Non lo rimproverò per essere uscito di nascosto. Non ho fatto domande. Si avvicinò silenziosamente, si inginocchiò davanti a lui e lo abbracciò. Lo strinse al suo petto caldo e morbido: un gesto materno semplice, istintivo.
E in quell'abbraccio inaspettato, nel silenzio della foresta illuminata dalla luna, apparve la "minuscola crepa". Non è stato un crollo. Non è stata una rivelazione. Era solo una sensazione fisica, più forte di prima. Un calore che si diffonde, un leggero tremore involontario, una momentanea incapacità di pensare con chiarezza. Era come se un muro invisibile, costruito in decenni di freddezza, strategia e dolore represso, avesse subito una frattura microscopica. Non ha pianto. Non era sopraffatto. Ma il suo cuore... ha saltato un colpo.
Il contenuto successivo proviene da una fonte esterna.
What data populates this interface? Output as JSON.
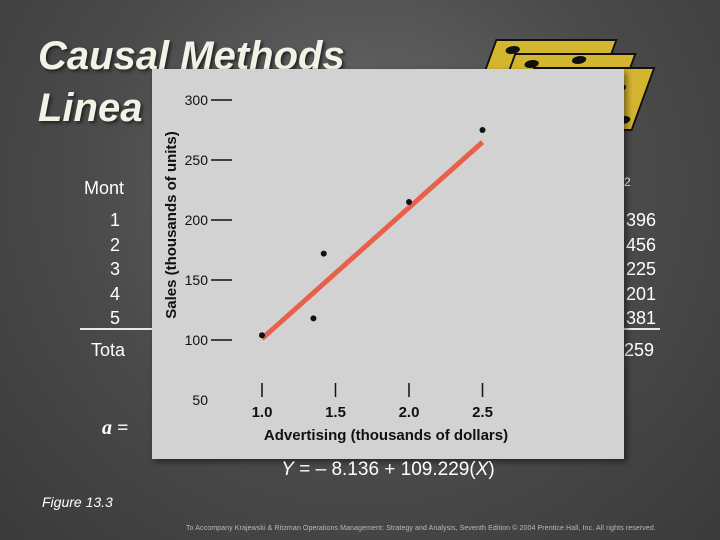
{
  "title": {
    "line1": "Causal Methods",
    "line2": "Linea"
  },
  "table": {
    "month_header": "Mont",
    "months": [
      "1",
      "2",
      "3",
      "4",
      "5"
    ],
    "total_label": "Tota",
    "partial_col_header": "2",
    "partial_col_values": [
      "396",
      "456",
      "225",
      "201",
      "381"
    ],
    "partial_total": "259"
  },
  "a_equation": "a =",
  "equation": {
    "y": "Y",
    "body": " = – 8.136 + 109.229(",
    "x": "X",
    "end": ")"
  },
  "figure_label": "Figure 13.3",
  "footer": "To Accompany Krajewski & Ritzman Operations Management: Strategy and Analysis, Seventh Edition © 2004 Prentice Hall, Inc. All rights reserved.",
  "chart_data": {
    "type": "scatter",
    "xlabel": "Advertising (thousands of dollars)",
    "ylabel": "Sales (thousands of units)",
    "xlim": [
      0.8,
      2.6
    ],
    "ylim": [
      50,
      300
    ],
    "x_ticks": [
      "1.0",
      "1.5",
      "2.0",
      "2.5"
    ],
    "x_tick_values": [
      1.0,
      1.5,
      2.0,
      2.5
    ],
    "y_ticks": [
      "300",
      "250",
      "200",
      "150",
      "100",
      "50"
    ],
    "y_tick_values": [
      300,
      250,
      200,
      150,
      100,
      50
    ],
    "points": [
      {
        "x": 1.0,
        "y": 104
      },
      {
        "x": 1.35,
        "y": 118
      },
      {
        "x": 1.42,
        "y": 172
      },
      {
        "x": 2.0,
        "y": 215
      },
      {
        "x": 2.5,
        "y": 275
      }
    ],
    "regression": {
      "intercept": -8.136,
      "slope": 109.229,
      "x_range": [
        1.0,
        2.5
      ],
      "color": "#e8604a"
    },
    "point_color": "#111111"
  }
}
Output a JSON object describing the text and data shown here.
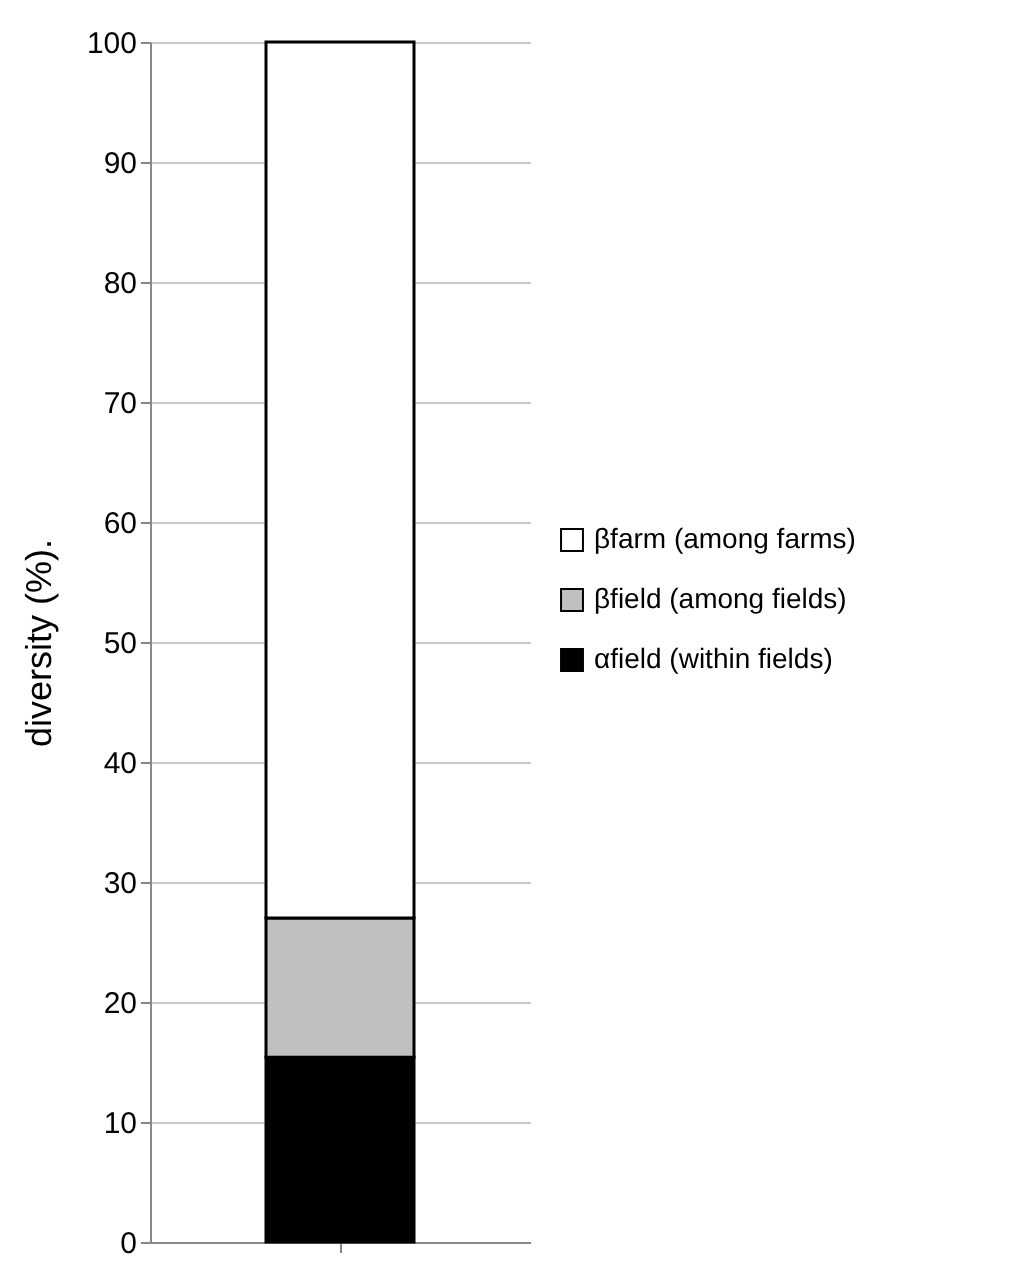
{
  "chart_data": {
    "type": "bar",
    "stacked": true,
    "ylabel": "diversity (%).",
    "categories": [
      null
    ],
    "series": [
      {
        "name": "αfield (within fields)",
        "color": "#000000",
        "values": [
          15.4
        ]
      },
      {
        "name": "βfield (among fields)",
        "color": "#c0c0c0",
        "values": [
          11.6
        ]
      },
      {
        "name": "βfarm (among farms)",
        "color": "#ffffff",
        "values": [
          73
        ]
      }
    ],
    "ylim": [
      0,
      100
    ],
    "yticks": [
      0,
      10,
      20,
      30,
      40,
      50,
      60,
      70,
      80,
      90,
      100
    ],
    "grid": "y",
    "legend": "right"
  }
}
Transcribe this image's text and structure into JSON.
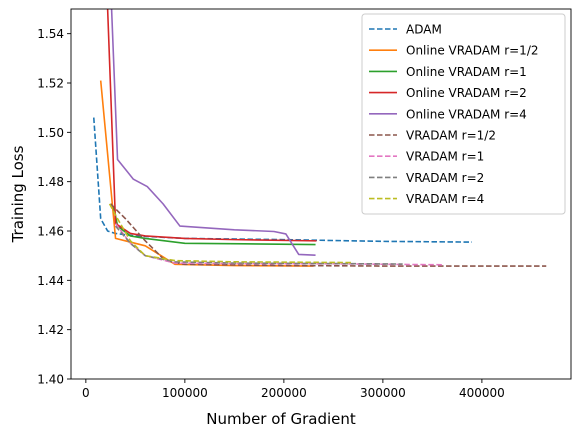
{
  "chart_data": {
    "type": "line",
    "title": "",
    "xlabel": "Number of Gradient",
    "ylabel": "Training Loss",
    "xlim": [
      -15000,
      490000
    ],
    "ylim": [
      1.4,
      1.55
    ],
    "xticks": [
      0,
      100000,
      200000,
      300000,
      400000
    ],
    "xtick_labels": [
      "0",
      "100000",
      "200000",
      "300000",
      "400000"
    ],
    "yticks": [
      1.4,
      1.42,
      1.44,
      1.46,
      1.48,
      1.5,
      1.52,
      1.54
    ],
    "ytick_labels": [
      "1.40",
      "1.42",
      "1.44",
      "1.46",
      "1.48",
      "1.50",
      "1.52",
      "1.54"
    ],
    "grid": false,
    "legend_position": "top-right",
    "series": [
      {
        "name": "ADAM",
        "color": "#1f77b4",
        "dash": "dashed",
        "x": [
          8000,
          15000,
          22000,
          30000,
          50000,
          100000,
          200000,
          300000,
          390000
        ],
        "y": [
          1.506,
          1.465,
          1.46,
          1.459,
          1.458,
          1.457,
          1.4565,
          1.4558,
          1.4555
        ]
      },
      {
        "name": "Online VRADAM r=1/2",
        "color": "#ff7f0e",
        "dash": "solid",
        "x": [
          15000,
          30000,
          60000,
          90000,
          150000,
          230000
        ],
        "y": [
          1.521,
          1.457,
          1.454,
          1.4465,
          1.446,
          1.4458
        ]
      },
      {
        "name": "Online VRADAM r=1",
        "color": "#2ca02c",
        "dash": "solid",
        "x": [
          28000,
          32000,
          45000,
          60000,
          100000,
          160000,
          232000
        ],
        "y": [
          1.47,
          1.462,
          1.458,
          1.457,
          1.455,
          1.4548,
          1.4545
        ]
      },
      {
        "name": "Online VRADAM r=2",
        "color": "#d62728",
        "dash": "solid",
        "x": [
          22000,
          30000,
          45000,
          60000,
          100000,
          150000,
          233000
        ],
        "y": [
          1.55,
          1.463,
          1.459,
          1.458,
          1.457,
          1.4565,
          1.456
        ]
      },
      {
        "name": "Online VRADAM r=4",
        "color": "#9467bd",
        "dash": "solid",
        "x": [
          26000,
          32000,
          48000,
          62000,
          78000,
          95000,
          150000,
          190000,
          202000,
          215000,
          232000
        ],
        "y": [
          1.55,
          1.489,
          1.481,
          1.478,
          1.471,
          1.462,
          1.4605,
          1.4598,
          1.4588,
          1.4505,
          1.4502
        ]
      },
      {
        "name": "VRADAM r=1/2",
        "color": "#8c564b",
        "dash": "dashed",
        "x": [
          25000,
          40000,
          60000,
          80000,
          100000,
          200000,
          300000,
          465000
        ],
        "y": [
          1.471,
          1.465,
          1.456,
          1.448,
          1.4465,
          1.446,
          1.4458,
          1.4458
        ]
      },
      {
        "name": "VRADAM r=1",
        "color": "#e377c2",
        "dash": "dashed",
        "x": [
          30000,
          45000,
          60000,
          90000,
          150000,
          250000,
          360000
        ],
        "y": [
          1.463,
          1.455,
          1.45,
          1.447,
          1.4468,
          1.4467,
          1.4463
        ]
      },
      {
        "name": "VRADAM r=2",
        "color": "#7f7f7f",
        "dash": "dashed",
        "x": [
          30000,
          45000,
          60000,
          90000,
          150000,
          250000,
          320000
        ],
        "y": [
          1.462,
          1.455,
          1.45,
          1.4475,
          1.447,
          1.4468,
          1.4466
        ]
      },
      {
        "name": "VRADAM r=4",
        "color": "#bcbd22",
        "dash": "dashed",
        "x": [
          24000,
          32000,
          45000,
          60000,
          90000,
          150000,
          270000
        ],
        "y": [
          1.471,
          1.465,
          1.456,
          1.45,
          1.448,
          1.4475,
          1.4472
        ]
      }
    ]
  }
}
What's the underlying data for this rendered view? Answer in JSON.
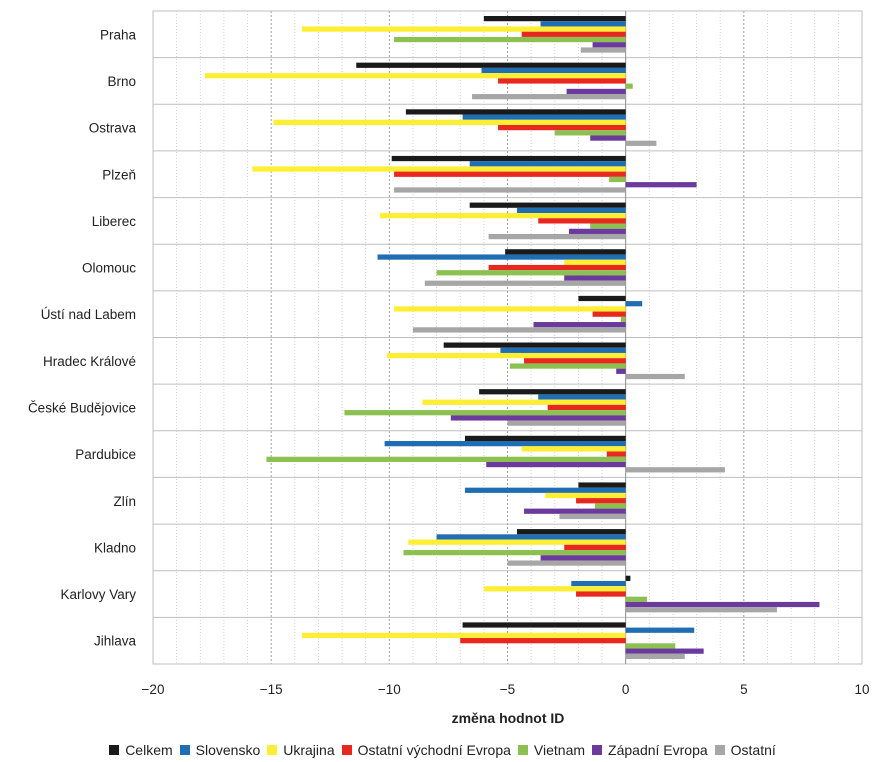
{
  "chart_data": {
    "type": "bar",
    "orientation": "horizontal",
    "xlabel": "změna hodnot ID",
    "xlim": [
      -20,
      10
    ],
    "xticks": [
      -20,
      -15,
      -10,
      -5,
      0,
      5,
      10
    ],
    "xtick_labels": [
      "−20",
      "−15",
      "−10",
      "−5",
      "0",
      "5",
      "10"
    ],
    "grid": "vertical dotted",
    "legend_position": "bottom",
    "categories": [
      "Praha",
      "Brno",
      "Ostrava",
      "Plzeň",
      "Liberec",
      "Olomouc",
      "Ústí nad Labem",
      "Hradec Králové",
      "České Budějovice",
      "Pardubice",
      "Zlín",
      "Kladno",
      "Karlovy Vary",
      "Jihlava"
    ],
    "series": [
      {
        "name": "Celkem",
        "color": "#1a1a1a",
        "values": [
          -6.0,
          -11.4,
          -9.3,
          -9.9,
          -6.6,
          -5.1,
          -2.0,
          -7.7,
          -6.2,
          -6.8,
          -2.0,
          -4.6,
          0.2,
          -6.9
        ]
      },
      {
        "name": "Slovensko",
        "color": "#1f6db3",
        "values": [
          -3.6,
          -6.1,
          -6.9,
          -6.6,
          -4.6,
          -10.5,
          0.7,
          -5.3,
          -3.7,
          -10.2,
          -6.8,
          -8.0,
          -2.3,
          2.9
        ]
      },
      {
        "name": "Ukrajina",
        "color": "#ffee33",
        "values": [
          -13.7,
          -17.8,
          -14.9,
          -15.8,
          -10.4,
          -2.6,
          -9.8,
          -10.1,
          -8.6,
          -4.4,
          -3.4,
          -9.2,
          -6.0,
          -13.7
        ]
      },
      {
        "name": "Ostatní východní Evropa",
        "color": "#e8281e",
        "values": [
          -4.4,
          -5.4,
          -5.4,
          -9.8,
          -3.7,
          -5.8,
          -1.4,
          -4.3,
          -3.3,
          -0.8,
          -2.1,
          -2.6,
          -2.1,
          -7.0
        ]
      },
      {
        "name": "Vietnam",
        "color": "#8cc152",
        "values": [
          -9.8,
          0.3,
          -3.0,
          -0.7,
          -1.5,
          -8.0,
          -0.2,
          -4.9,
          -11.9,
          -15.2,
          -1.3,
          -9.4,
          0.9,
          2.1
        ]
      },
      {
        "name": "Západní Evropa",
        "color": "#6a3a9c",
        "values": [
          -1.4,
          -2.5,
          -1.5,
          3.0,
          -2.4,
          -2.6,
          -3.9,
          -0.4,
          -7.4,
          -5.9,
          -4.3,
          -3.6,
          8.2,
          3.3
        ]
      },
      {
        "name": "Ostatní",
        "color": "#a6a6a6",
        "values": [
          -1.9,
          -6.5,
          1.3,
          -9.8,
          -5.8,
          -8.5,
          -9.0,
          2.5,
          -5.0,
          4.2,
          -2.8,
          -5.0,
          6.4,
          2.5
        ]
      }
    ]
  }
}
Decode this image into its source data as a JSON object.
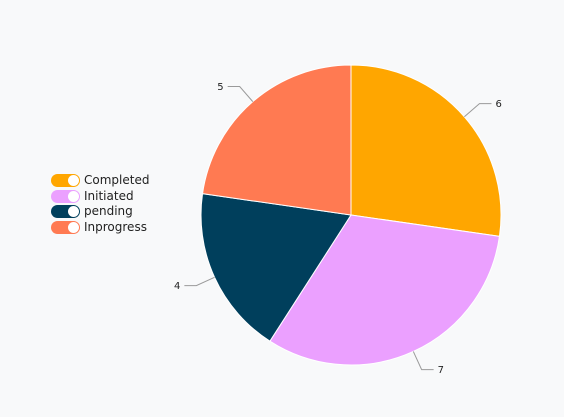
{
  "chart_data": {
    "type": "pie",
    "categories": [
      "Completed",
      "Initiated",
      "pending",
      "Inprogress"
    ],
    "values": [
      6,
      7,
      4,
      5
    ],
    "colors": [
      "#ffa600",
      "#eba0ff",
      "#003f5c",
      "#ff7a52"
    ],
    "legend_placement": "left"
  }
}
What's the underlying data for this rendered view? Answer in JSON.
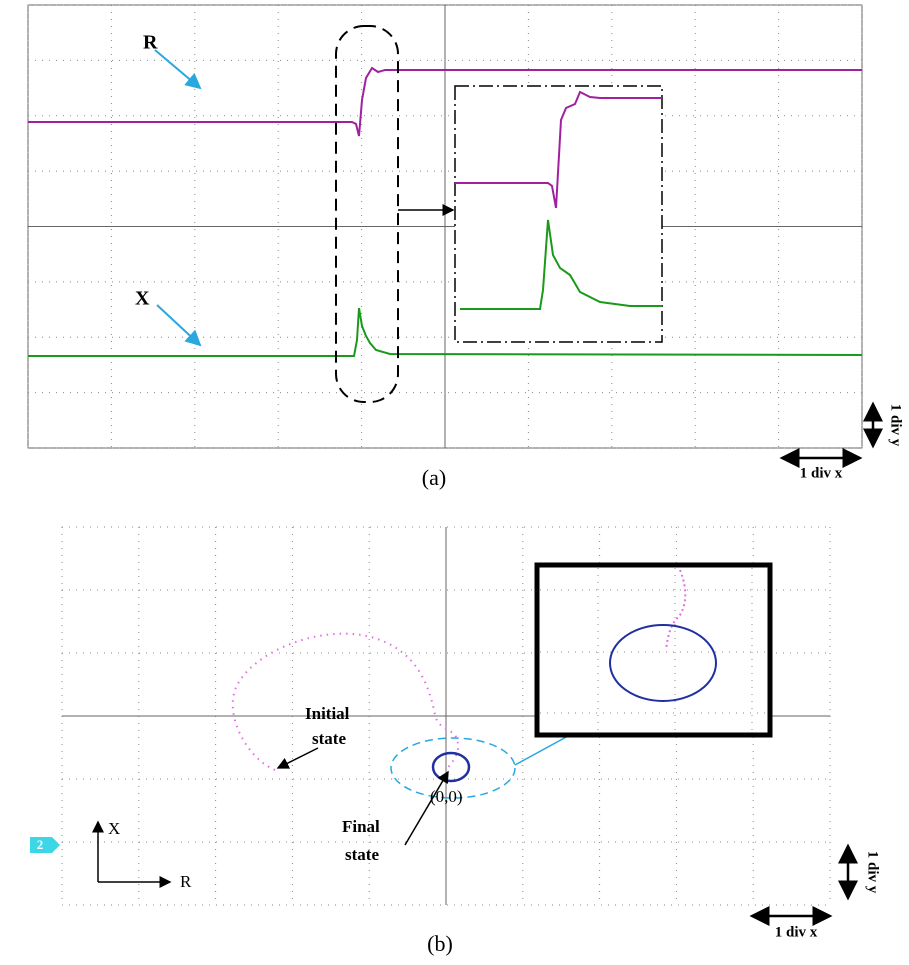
{
  "panels": [
    {
      "caption": "(a)",
      "labels": [
        "R",
        "X"
      ],
      "scale_y": "1 div y",
      "scale_x": "1 div x"
    },
    {
      "caption": "(b)",
      "channel": "2",
      "initial": [
        "Initial",
        "state"
      ],
      "final": [
        "Final",
        "state"
      ],
      "origin": "(0,0)",
      "axis_y": "X",
      "axis_x": "R",
      "scale_y": "1 div y",
      "scale_x": "1 div x"
    }
  ]
}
"Errore di sistema? Tachicardia transitoria e aumento della temperatura corporea locale rilevati. Causa: contatto fisico prolungato con una fonte di calore biologica ed emotiva? Ipotesi insufficiente".
"è questo... affetto?"
La domanda si formò nella sua mente, più come una domanda tecnica che come una vera richiesta emotiva.
ATHENA non rispose. Non c'era nessuna ATHENA attiva a cui chiedere. C'erano solo lui, la foresta, sua madre... e quella sottile crepa nella sua armatura di ghiaccio.
Lasciò che l'abbraccio continuasse ancora per un secondo, analizzando la sensazione. Poi, con uno sforzo di volontà, riprese il controllo, si ritirò leggermente e pose fine al contatto prolungato.
Maelyra lo lasciò andare, sorridendo dolcemente senza chiedere nulla.
Tornarono a casa in silenzio. Velgar si sdraiò ma non dormì. Fissava il soffitto, la sua mente lavorava febbrilmente per analizzare, categorizzare, neutralizzare l'anomalia. Quella piccola crepa era insignificante, si disse. Un effetto collaterale della sua nuova biologia. Poteva farcela. Poteva controllarlo.
Eppure, da qualche parte nel profondo della sua antica anima, sapeva che quella notte era iniziato qualcosa. Qualcosa di piccolo. Quasi impercettibile. Ma anche le fortezze più potenti iniziano a sgretolarsi da un'unica, minuscola fessura. E lui, l'imperatore che si credeva indistruttibile, potrebbe aver appena sentito il primo scricchiolio nella sua armatura.